Bien choisir ses chaussures, adaptées à ses pieds comme au terrain, est la clé d'une séance de jogging réussie ! ©Unsplash

Ampoules, ongles incarnés, tendinites… Du jogging au running, le secret d’une course réussie repose souvent sur une bonne préparation de ses pieds. Le point avec Marion de Jocas, podologue à Lyon.

C’est décidé, cette année, vous vous mettez à la course à pied, vous réalisez le trail de vos rêves ou vous courrez votre premier marathon. De beaux défis, mais avez-vous pensé à bien préparer vos pieds à ces pratiques intenses et, peut-être, inhabituelles ?

Le sportif du dimanche, comme le pro déterminé à se dépasser, n’est pas à l’abri de l’une de ces multiples blessures qu’une bonne préparation pourraient clairement prévenir, qu’elles soient d’ordres cutanées ou internes :

ampoules, ongles incarnés, hématomes sous-unguéales (sous l’ongle, lié à un choc brutal ou à de microtraumatismes répétés), mycoses entre les orteils, cors, cornes…

– tendinites au talon d’Achille (tendinopathie d’Achille) ou de la voûte plantaire (aponévrosite), fracture du stress ou de contrainte (microtraumatisme répété du à une sollicitation inhabituelle, inappropriée et/ou violente du pied).

 

Course à pied, ça se prépare ! 

Bien préparer ses pieds

  • Hydratez vos pieds, principalement pour éviter les ampoules, avec une crème hydratante spécifique
  • Pour une épreuve importante, tannez la peau (une fois par jour durant dix jours avant la course) avec une pommade spéciale ou du jus de citron
  • Coupez-vous les ongles une semaine avant la course, pour qu’ils ne soient ni trop longs, ni trop courts

 

Bien choisir ses chaussures

  • Adaptez votre choix en fonction du terrain
  • Achetez votre paire de chaussure en fin de journée
  • Fournissez-vous dans un magasin spécialisé. Le vendeur pourra vous conseiller un type de chaussure adapté à la morphologie de votre pied et à votre foulée :
    • Foulée pronatrice (affaissement du pied vers l’intérieur)
    • ou foulée supinatrice (affaissement du pied vers l’extérieur)
    • ou foulée universelle ou neutre (le pied est bien aligné)

 

Bien choisir ses chaussettes

  • Privilégiez certaines matières favorisant la respirabilité du pied : coton, laine, bambou
  • Choisissez un modèle garantissant le maintien du pied
  • Adaptez la longueur à la pratique (haute pour des trails, basses pour les fortes chaleurs…)
  • Choisissez un modèle adapté à la saison, ni trop fine, ni trop épaisse
  • Évitez les chaussettes à couture

 

Préparez aussi votre parcours

Bien choisir son terrain

Les terrains durs (bitume, rocaille, synthétique) et le dénivelé favorisent les traumatismes. L’impact au sol est plus conséquent et se répercute plus durement, notamment pour les personnes facilement sujettes au mal de dos.

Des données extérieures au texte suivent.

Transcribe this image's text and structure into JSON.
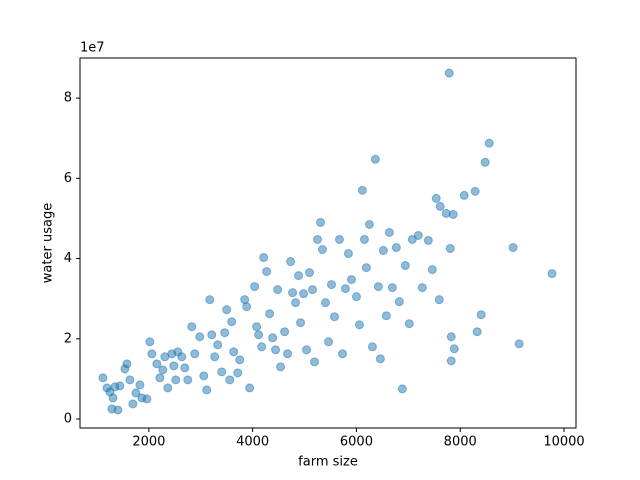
{
  "chart_data": {
    "type": "scatter",
    "x_label": "farm size",
    "y_label": "water usage",
    "y_offset_label": "1e7",
    "color": "#1f77b4",
    "alpha": 0.5,
    "xlim": [
      673,
      10231
    ],
    "ylim": [
      -2250000,
      90000000
    ],
    "xticks": [
      2000,
      4000,
      6000,
      8000,
      10000
    ],
    "yticks": [
      0,
      {
        "value": 20000000,
        "label": "2"
      },
      {
        "value": 40000000,
        "label": "4"
      },
      {
        "value": 60000000,
        "label": "6"
      },
      {
        "value": 80000000,
        "label": "8"
      }
    ],
    "x": [
      1115,
      1192,
      1250,
      1308,
      1288,
      1404,
      1346,
      1442,
      1538,
      1577,
      1635,
      1692,
      1750,
      1827,
      1865,
      1962,
      2019,
      2058,
      2154,
      2212,
      2269,
      2308,
      2365,
      2442,
      2481,
      2519,
      2558,
      2635,
      2692,
      2750,
      2827,
      2885,
      2981,
      3058,
      3115,
      3173,
      3212,
      3269,
      3327,
      3404,
      3462,
      3500,
      3558,
      3596,
      3635,
      3712,
      3750,
      3846,
      3885,
      3942,
      4038,
      4077,
      4115,
      4173,
      4212,
      4269,
      4327,
      4385,
      4442,
      4481,
      4538,
      4615,
      4673,
      4731,
      4769,
      4827,
      4885,
      4923,
      4981,
      5038,
      5096,
      5154,
      5192,
      5250,
      5308,
      5346,
      5404,
      5462,
      5519,
      5577,
      5673,
      5731,
      5788,
      5846,
      5904,
      6000,
      6058,
      6115,
      6154,
      6192,
      6250,
      6308,
      6365,
      6423,
      6462,
      6519,
      6577,
      6635,
      6692,
      6769,
      6827,
      6885,
      6942,
      7019,
      7077,
      7192,
      7269,
      7385,
      7462,
      7538,
      7615,
      7731,
      7788,
      7808,
      7827,
      7865,
      7885,
      8077,
      8288,
      8327,
      8404,
      8481,
      8558,
      9019,
      9135,
      9769,
      7596,
      7827
    ],
    "values": [
      10250000,
      7750000,
      6750000,
      5250000,
      2500000,
      2250000,
      8000000,
      8250000,
      12500000,
      13750000,
      9750000,
      3750000,
      6500000,
      8500000,
      5250000,
      5000000,
      19250000,
      16250000,
      13750000,
      10250000,
      12250000,
      15500000,
      7750000,
      16250000,
      13250000,
      9750000,
      16750000,
      15500000,
      12750000,
      9750000,
      23000000,
      16250000,
      20500000,
      10750000,
      7250000,
      29750000,
      21000000,
      15500000,
      18500000,
      11750000,
      21500000,
      27250000,
      9750000,
      24250000,
      16750000,
      11500000,
      14750000,
      29750000,
      28000000,
      7750000,
      33000000,
      23000000,
      21000000,
      18000000,
      40250000,
      36750000,
      26250000,
      20250000,
      17250000,
      32250000,
      13000000,
      21750000,
      16250000,
      39250000,
      31500000,
      29000000,
      35750000,
      24000000,
      31250000,
      17250000,
      36500000,
      32250000,
      14250000,
      44750000,
      49000000,
      42250000,
      29000000,
      19250000,
      33500000,
      25500000,
      44750000,
      16250000,
      32500000,
      41250000,
      34750000,
      30500000,
      23500000,
      57000000,
      44750000,
      37750000,
      48500000,
      18000000,
      64750000,
      33000000,
      15000000,
      42000000,
      25750000,
      46500000,
      32750000,
      42750000,
      29250000,
      7500000,
      38250000,
      23750000,
      44750000,
      45750000,
      32750000,
      44500000,
      37250000,
      55000000,
      53000000,
      51250000,
      86250000,
      42500000,
      20500000,
      51000000,
      17500000,
      55750000,
      56750000,
      21750000,
      26000000,
      64000000,
      68750000,
      42750000,
      18750000,
      36250000,
      29750000,
      14500000
    ]
  }
}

Pour votre jogging, optez plutôt pour un parcours sur terre ou herbe.

 

Les erreurs à éviter

  • Utiliser les mêmes chaussures pour des terrains ou pratiques différentes : les semelles, en effet sont généralement conçues en fonction des terrains et doivent être adaptées à la pratique.
  • Se fixer un objectif trop élevé, sans s’y être convenablement préparé : le risque de se blesser, parfois pour longtemps, augmente.
  • Utiliser des chaussures neuves, sans les avoir préalablement formées à vos pieds.
  • Oublier de consulter son podologue en cas de douleur, voire même de simple doute !

 

Retrouvez la liste des pédicures podologues de votre ville ou de votre quartier sur le site de l’ordre national des pédicures-podologues.

 

À SAVOIR

Les Français seraient-ils à bout de souffle ? La pratique de la course à pied diminue d’année en année en France, à l’inverse des autres pays européens. Selon une étude Kantar, 11% de la population pratiquait le running en 2018, contre 13% en 2016. En tête de peloton, les 35-49 ans (35%), devant les 25-34 ans (23%), les 15-24 ans (20%), les 50-64 ans (17%) et les + de 65 ans (5%).